As stated in court documents by the FBI, and reviewed by The Times, that is found a "massive fraud scheme" infesting the groups that were supposed to be overseen by Feeding Out Future that forced taxpayers to pay for nonexistent meals and then siphoned off the tens of millions of dollars into their own pockets. As stated by The Times:

In affidavits filed in federal court, the Justice Department said it was investigating at least 15 different feeding operations. Together, the F.B.I. said, these groups — all of which were supposed to be overseen by Feeding Our Future — had received more than $65 million from federal food programs during the coronavirus pandemic.

“Almost none of this money was used to feed children,” the government wrote in one filing. “Instead, conspirators misappropriated the money and used it to purchase real estate, cars and other items.”

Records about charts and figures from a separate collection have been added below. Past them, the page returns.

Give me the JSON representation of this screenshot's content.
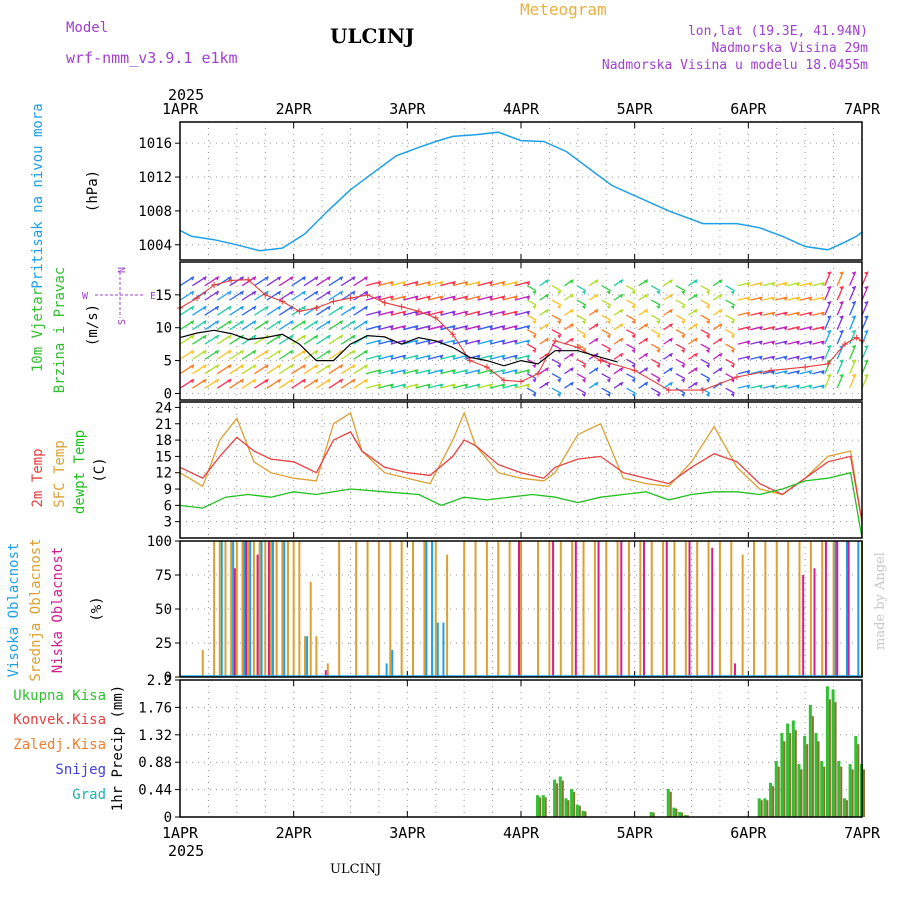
{
  "header": {
    "model_label": "Model",
    "model_name": "wrf-nmm_v3.9.1  e1km",
    "title": "ULCINJ",
    "meteogram": "Meteogram",
    "lonlat": "lon,lat (19.3E, 41.94N)",
    "altitude": "Nadmorska Visina 29m",
    "model_altitude": "Nadmorska Visina u modelu 18.0455m",
    "footer_station": "ULCINJ",
    "watermark": "made by Angel"
  },
  "colors": {
    "pressure": "#1ea0e6",
    "speed": "#000000",
    "gust": "#e43c3c",
    "t2m": "#e84040",
    "sfc": "#dca032",
    "dew": "#20c020",
    "cloud_high": "#1ea0e6",
    "cloud_mid": "#dca032",
    "cloud_low": "#d02090",
    "precip_total": "#30c030",
    "precip_conv": "#e84040",
    "snow": "#4040e0",
    "graupel": "#20b0b0",
    "frozen": "#f08030",
    "header_purple": "#a040d0",
    "header_orange": "#e8b040"
  },
  "chart_data": [
    {
      "type": "line",
      "panel": "pressure",
      "ylabel": "Pritisak na nivou mora",
      "unit": "(hPa)",
      "x_unit": "day",
      "ylim": [
        1002.2,
        1018.5
      ],
      "yticks": [
        1004,
        1008,
        1012,
        1016
      ],
      "series": [
        {
          "x": [
            0,
            0.1,
            0.3,
            0.5,
            0.7,
            0.9,
            1.1,
            1.3,
            1.5,
            1.7,
            1.9,
            2.1,
            2.25,
            2.4,
            2.6,
            2.8,
            3.0,
            3.2,
            3.4,
            3.6,
            3.8,
            4.0,
            4.3,
            4.6,
            4.9,
            5.1,
            5.3,
            5.5,
            5.7,
            5.85,
            5.95,
            6.0
          ],
          "y": [
            1005.7,
            1005.0,
            1004.6,
            1004.0,
            1003.3,
            1003.6,
            1005.3,
            1008.0,
            1010.5,
            1012.5,
            1014.5,
            1015.5,
            1016.2,
            1016.8,
            1017.0,
            1017.3,
            1016.3,
            1016.2,
            1015.0,
            1013.0,
            1011.0,
            1009.8,
            1008.0,
            1006.5,
            1006.5,
            1006.0,
            1005.0,
            1003.8,
            1003.4,
            1004.3,
            1005.0,
            1005.5
          ]
        }
      ]
    },
    {
      "type": "line",
      "panel": "wind",
      "ylabel": "10m Vjetar Brzina i Pravac",
      "unit": "(m/s)",
      "compass": {
        "w": "W",
        "e": "E",
        "n": "N",
        "s": "S"
      },
      "ylim": [
        -1,
        20
      ],
      "yticks": [
        0,
        5,
        10,
        15
      ],
      "series": [
        {
          "name": "speed",
          "x": [
            0,
            0.15,
            0.3,
            0.45,
            0.6,
            0.75,
            0.9,
            1.05,
            1.2,
            1.35,
            1.5,
            1.65,
            1.8,
            1.95,
            2.1,
            2.25,
            2.4,
            2.55,
            2.7,
            2.85,
            3.0,
            3.15,
            3.3,
            3.5,
            3.7,
            3.85
          ],
          "y": [
            8.5,
            9.2,
            9.6,
            9.1,
            8.2,
            8.5,
            9.0,
            7.5,
            5.0,
            5.0,
            7.5,
            8.8,
            8.6,
            7.5,
            8.5,
            8.0,
            7.0,
            5.5,
            5.0,
            4.2,
            5.0,
            4.5,
            6.5,
            6.5,
            5.5,
            4.8
          ]
        },
        {
          "name": "gust",
          "x": [
            0,
            0.15,
            0.3,
            0.45,
            0.6,
            0.75,
            0.9,
            1.05,
            1.2,
            1.35,
            1.5,
            1.65,
            1.8,
            1.95,
            2.1,
            2.25,
            2.4,
            2.55,
            2.7,
            2.85,
            3.0,
            3.15,
            3.3,
            3.5,
            3.7,
            4.0,
            4.3,
            4.6,
            4.9,
            5.2,
            5.5,
            5.7,
            5.85,
            5.95,
            6.0
          ],
          "y": [
            13,
            14.5,
            16.5,
            17.2,
            17.3,
            15.0,
            14.0,
            12.5,
            13.0,
            14.0,
            14.5,
            15.0,
            13.8,
            13.2,
            12.5,
            11.5,
            9.0,
            5.0,
            4.0,
            2.0,
            1.8,
            3.0,
            8.0,
            7.0,
            5.0,
            3.5,
            0.5,
            0.5,
            2.5,
            3.5,
            4.0,
            4.5,
            7.5,
            8.5,
            8.0
          ]
        }
      ]
    },
    {
      "type": "line",
      "panel": "temperature",
      "ylabel": "2m Temp / SFC Temp / dewpt Temp",
      "unit": "(C)",
      "ylim": [
        0,
        25
      ],
      "yticks": [
        3,
        6,
        9,
        12,
        15,
        18,
        21,
        24
      ],
      "series": [
        {
          "name": "2m Temp",
          "x": [
            0,
            0.2,
            0.35,
            0.5,
            0.65,
            0.8,
            1.0,
            1.2,
            1.35,
            1.5,
            1.6,
            1.8,
            2.0,
            2.2,
            2.4,
            2.5,
            2.6,
            2.8,
            3.0,
            3.2,
            3.3,
            3.5,
            3.7,
            3.9,
            4.1,
            4.3,
            4.5,
            4.7,
            4.9,
            5.1,
            5.3,
            5.5,
            5.7,
            5.9,
            6.0
          ],
          "y": [
            13,
            11,
            15,
            18.5,
            16,
            14.5,
            14,
            12,
            18,
            19.5,
            16,
            13,
            12,
            11.5,
            15,
            18,
            17,
            13.5,
            12,
            11,
            13,
            14.5,
            15,
            12,
            11,
            10,
            13,
            15.5,
            14,
            10,
            8,
            11,
            14,
            15,
            3
          ]
        },
        {
          "name": "SFC Temp",
          "x": [
            0,
            0.2,
            0.35,
            0.5,
            0.65,
            0.8,
            1.0,
            1.2,
            1.35,
            1.5,
            1.6,
            1.8,
            2.0,
            2.2,
            2.4,
            2.5,
            2.6,
            2.8,
            3.0,
            3.2,
            3.3,
            3.5,
            3.7,
            3.9,
            4.1,
            4.3,
            4.5,
            4.7,
            4.9,
            5.1,
            5.3,
            5.5,
            5.7,
            5.9,
            6.0
          ],
          "y": [
            12,
            9.5,
            18,
            22,
            14,
            12,
            11,
            10.5,
            21,
            23,
            16,
            12,
            11,
            10,
            18,
            23,
            17,
            12,
            11,
            10.5,
            12,
            19,
            21,
            11,
            10,
            9.5,
            14,
            20.5,
            13,
            9,
            8,
            11,
            15,
            16,
            3
          ]
        },
        {
          "name": "dewpt Temp",
          "x": [
            0,
            0.2,
            0.4,
            0.6,
            0.8,
            1.0,
            1.2,
            1.5,
            1.8,
            2.1,
            2.3,
            2.5,
            2.7,
            2.9,
            3.1,
            3.3,
            3.5,
            3.7,
            3.9,
            4.1,
            4.3,
            4.5,
            4.7,
            4.9,
            5.1,
            5.3,
            5.5,
            5.7,
            5.9,
            6.0
          ],
          "y": [
            6,
            5.5,
            7.5,
            8,
            7.5,
            8.5,
            8,
            9,
            8.5,
            8,
            6,
            7.5,
            7,
            7.5,
            8,
            7.5,
            6.5,
            7.5,
            8,
            8.5,
            7,
            8,
            8.5,
            8.5,
            8,
            9,
            10.5,
            11,
            12,
            0
          ]
        }
      ]
    },
    {
      "type": "bar",
      "panel": "cloud",
      "ylabel": "Visoka Oblacnost / Srednja Oblacnost / Niska Oblacnost",
      "unit": "(%)",
      "ylim": [
        0,
        100
      ],
      "yticks": [
        0,
        25,
        50,
        75,
        100
      ],
      "series": [
        {
          "name": "Srednja Oblacnost",
          "x": [
            0.2,
            0.3,
            0.35,
            0.4,
            0.45,
            0.5,
            0.55,
            0.6,
            0.65,
            0.7,
            0.75,
            0.8,
            0.85,
            0.9,
            0.95,
            1.0,
            1.05,
            1.1,
            1.15,
            1.2,
            1.3,
            1.4,
            1.55,
            1.65,
            1.75,
            1.85,
            1.95,
            2.05,
            2.15,
            2.25,
            2.35,
            2.5,
            2.6,
            2.7,
            2.8,
            2.9,
            3.0,
            3.15,
            3.25,
            3.35,
            3.45,
            3.55,
            3.65,
            3.75,
            3.85,
            3.95,
            4.05,
            4.15,
            4.25,
            4.35,
            4.45,
            4.55,
            4.65,
            4.75,
            4.85,
            4.95,
            5.05,
            5.15,
            5.25,
            5.35,
            5.45,
            5.55,
            5.65,
            5.75,
            6.0
          ],
          "y": [
            20,
            100,
            100,
            100,
            100,
            100,
            100,
            100,
            100,
            100,
            100,
            100,
            100,
            100,
            100,
            100,
            100,
            30,
            70,
            30,
            10,
            100,
            100,
            100,
            100,
            100,
            100,
            100,
            100,
            100,
            90,
            100,
            100,
            100,
            100,
            100,
            100,
            100,
            100,
            100,
            100,
            100,
            100,
            100,
            100,
            100,
            100,
            100,
            100,
            100,
            100,
            100,
            100,
            100,
            100,
            90,
            100,
            100,
            100,
            100,
            100,
            100,
            100,
            100,
            100
          ]
        },
        {
          "name": "Visoka Oblacnost",
          "x": [
            0.35,
            0.45,
            0.55,
            0.6,
            0.7,
            0.8,
            0.9,
            1.1,
            1.8,
            1.85,
            2.15,
            2.2,
            2.25,
            2.3,
            5.75,
            5.85,
            5.95
          ],
          "y": [
            100,
            100,
            100,
            100,
            100,
            100,
            100,
            30,
            10,
            20,
            100,
            100,
            40,
            40,
            100,
            100,
            100
          ]
        },
        {
          "name": "Niska Oblacnost",
          "x": [
            0.5,
            0.6,
            0.7,
            0.8,
            1.3,
            3.0,
            3.3,
            3.5,
            3.7,
            3.9,
            4.1,
            4.3,
            4.5,
            4.7,
            4.9,
            5.5,
            5.6,
            5.7,
            5.8,
            5.9
          ],
          "y": [
            80,
            100,
            90,
            100,
            5,
            100,
            100,
            100,
            100,
            100,
            100,
            100,
            100,
            95,
            10,
            75,
            80,
            100,
            100,
            100
          ]
        }
      ]
    },
    {
      "type": "bar",
      "panel": "precip",
      "ylabel": "1hr Precip (mm)",
      "legend": [
        "Ukupna Kisa",
        "Konvek.Kisa",
        "Zaledj.Kisa",
        "Snijeg",
        "Grad"
      ],
      "ylim": [
        0,
        2.2
      ],
      "yticks": [
        0,
        0.44,
        0.88,
        1.32,
        1.76,
        2.2
      ],
      "series": [
        {
          "name": "Ukupna Kisa",
          "x": [
            3.15,
            3.2,
            3.3,
            3.35,
            3.4,
            3.45,
            3.5,
            3.55,
            4.15,
            4.3,
            4.35,
            4.4,
            4.45,
            5.1,
            5.15,
            5.2,
            5.25,
            5.3,
            5.35,
            5.4,
            5.45,
            5.5,
            5.55,
            5.6,
            5.65,
            5.7,
            5.75,
            5.8,
            5.85,
            5.9,
            5.95,
            6.0
          ],
          "y": [
            0.35,
            0.35,
            0.6,
            0.65,
            0.3,
            0.45,
            0.2,
            0.1,
            0.08,
            0.45,
            0.15,
            0.08,
            0.03,
            0.3,
            0.3,
            0.55,
            0.9,
            1.35,
            1.5,
            1.55,
            0.85,
            1.3,
            1.8,
            1.35,
            0.9,
            2.1,
            2.05,
            0.9,
            0.3,
            0.85,
            1.3,
            0.85
          ]
        }
      ]
    }
  ],
  "axes": {
    "year": "2025",
    "days": [
      "1APR",
      "2APR",
      "3APR",
      "4APR",
      "5APR",
      "6APR",
      "7APR"
    ]
  }
}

When a reporter recently visited the address listed for Advance Youth Athletic Development, there was no sign of a kitchen or a large child care facility. It was a second-story apartment.

One neighbor from the building stated to the news source that she had "never seen any kids going" into the listed apartment for the address, let alone a staggering 5,000 kids. As of writing, there has currently been no one charged in the case.

This case is just the most recent in a vast series of investigations being carried out into allegedly fraudulent use of COVID-19 relief funds. Many of these cases have ended up with charges being laid out of using the funds from the Paycheck Protection Program (PPP) for things other than payroll. Another example would be the case in which two residents of New Jersey were slammed with charges for allegedly getting almost $3.3 million in relief funds and using them to create fake payroll companies and to buy real estate in Texas. This pair also used the monies to pay for personal expenses.